水より安い生産者米価
“安部首相!国産の米なくすつもりか”
大問題となっている米価の大暴落。農協の概算金は前年を1俵(60キロ)3000円前後も下回り、コシヒカリで1俵9000円、その他の銘柄では8000円台〜7000円台の価格も続出し、2013年産の下落と合わせると2年間で5000円を超える下落です。
生産費の半分、物財費にも届かない米価
米を作るのにどれほどコストがかかるのでしょうか? 農水省の調査では全算入生産費は1俵1万6236円(農水省調査過去5年、全国平均)。種もみや肥料、燃料費などの物財費だけでも9666円(同)かかります。農家は生産費の半値、物財費を割り込む価格で米を出荷することになるのです。低米価に加えて、政府は今年から米の直接支払交付金を10アール1万5000円から7500円に半減させ、米価下落補てん給付金も事実上廃止しました。しかも天候不順による収量減や品質低下による等級落ちで収入はさらに下がるのです。農民は四重、五重の苦難に直面しています。

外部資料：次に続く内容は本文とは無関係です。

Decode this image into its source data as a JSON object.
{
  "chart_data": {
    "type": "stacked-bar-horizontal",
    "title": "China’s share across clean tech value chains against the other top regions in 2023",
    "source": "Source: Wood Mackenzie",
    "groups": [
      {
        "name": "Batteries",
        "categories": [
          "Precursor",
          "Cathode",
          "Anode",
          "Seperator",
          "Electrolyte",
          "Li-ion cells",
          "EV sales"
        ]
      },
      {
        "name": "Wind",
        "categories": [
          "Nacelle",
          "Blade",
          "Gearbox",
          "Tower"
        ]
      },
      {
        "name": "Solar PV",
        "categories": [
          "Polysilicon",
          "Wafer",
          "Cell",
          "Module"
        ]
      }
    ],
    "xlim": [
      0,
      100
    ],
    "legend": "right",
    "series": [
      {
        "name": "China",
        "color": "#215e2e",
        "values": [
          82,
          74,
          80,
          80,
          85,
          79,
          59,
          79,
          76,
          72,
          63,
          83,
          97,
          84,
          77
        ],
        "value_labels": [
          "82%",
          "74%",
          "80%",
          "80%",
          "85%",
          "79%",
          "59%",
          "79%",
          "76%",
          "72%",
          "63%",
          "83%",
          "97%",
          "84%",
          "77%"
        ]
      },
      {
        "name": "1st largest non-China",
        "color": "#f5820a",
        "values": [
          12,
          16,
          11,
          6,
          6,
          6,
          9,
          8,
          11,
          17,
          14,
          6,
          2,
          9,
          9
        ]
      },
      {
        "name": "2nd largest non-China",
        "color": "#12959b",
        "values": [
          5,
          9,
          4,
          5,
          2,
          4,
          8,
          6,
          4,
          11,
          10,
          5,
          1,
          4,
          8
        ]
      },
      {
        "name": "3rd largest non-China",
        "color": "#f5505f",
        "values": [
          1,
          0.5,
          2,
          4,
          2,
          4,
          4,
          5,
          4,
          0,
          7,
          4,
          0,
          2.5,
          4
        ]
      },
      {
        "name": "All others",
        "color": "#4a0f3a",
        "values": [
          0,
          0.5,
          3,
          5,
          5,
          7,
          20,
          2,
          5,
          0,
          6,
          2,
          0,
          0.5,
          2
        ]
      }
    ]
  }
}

農家、中でも規模拡大してきた農家ほど打撃は深刻で、まさに日本の米と農業の“非常事態”です。
ミネラルウオーターの半値で米を出荷
米価がどれほど安いのか市販の水(ミネラルウオーター)と比べてみました。ペットボトル500ミリリットルは自販機で110〜120円で売られていますが、これを超える米の概算金が見当たりません。ペットボトルに入る米の量は403グラム。これを概算金に当てはめると9000円の米は60円、8000円の米は54円、7000円の米は47円。西川農水相の出身地、栃木県のあさひの夢はたったの44円。日本一高いとされる新潟魚沼のコシヒカリでさえも95円にすぎず、市場に流通する全国どの銘柄をとっても100円を超えるものはありません。
大量の水を使い、種まき、田植え、施肥、草取りなど半年もかけて収穫する米が、水より安いのです。こんなことが許されるのでしょうか。
“何が地方創生だ”“国産の米がなくなってもいいのか”。農民の怒りの声が聞こえてきます。
消費者はこんな価格を求めていない
量販店などは5キロ1300〜1400円台で安売りを競っていますが、1キロあたりの価格はほとんどが300円以下です。これをお茶わん1杯のご飯にすれば20円以下。国民の命をつなぐ米をこれほど粗末に扱っていいのでしょうか。心ある消費者からは「こんな価格で作り手がいなくなったらどうするのか」「価格は再生産を前提に決めるべきでは…」「政府は輸入米を念頭に置いて米価を下げているのではないのか」などと懸念の声を上げています。
米価の下落は、地域の経済にも大きな影響を与えます。農民への低米価の押しつけは、労働者に対する生涯非正規などの攻撃と同じで、格差と貧困の拡大をもたらす社会的な大問題です。
何よりもこんな農政のもとで日本の米や農業、そして国民の食料が守れるわけがありません。
農家が再生産できる価格が保証され、消費者がいつまでも国産米を食べ続けられる。そんな農政の抜本的な転換へ、国民が力を合わせることが今ほど求められているときはありません。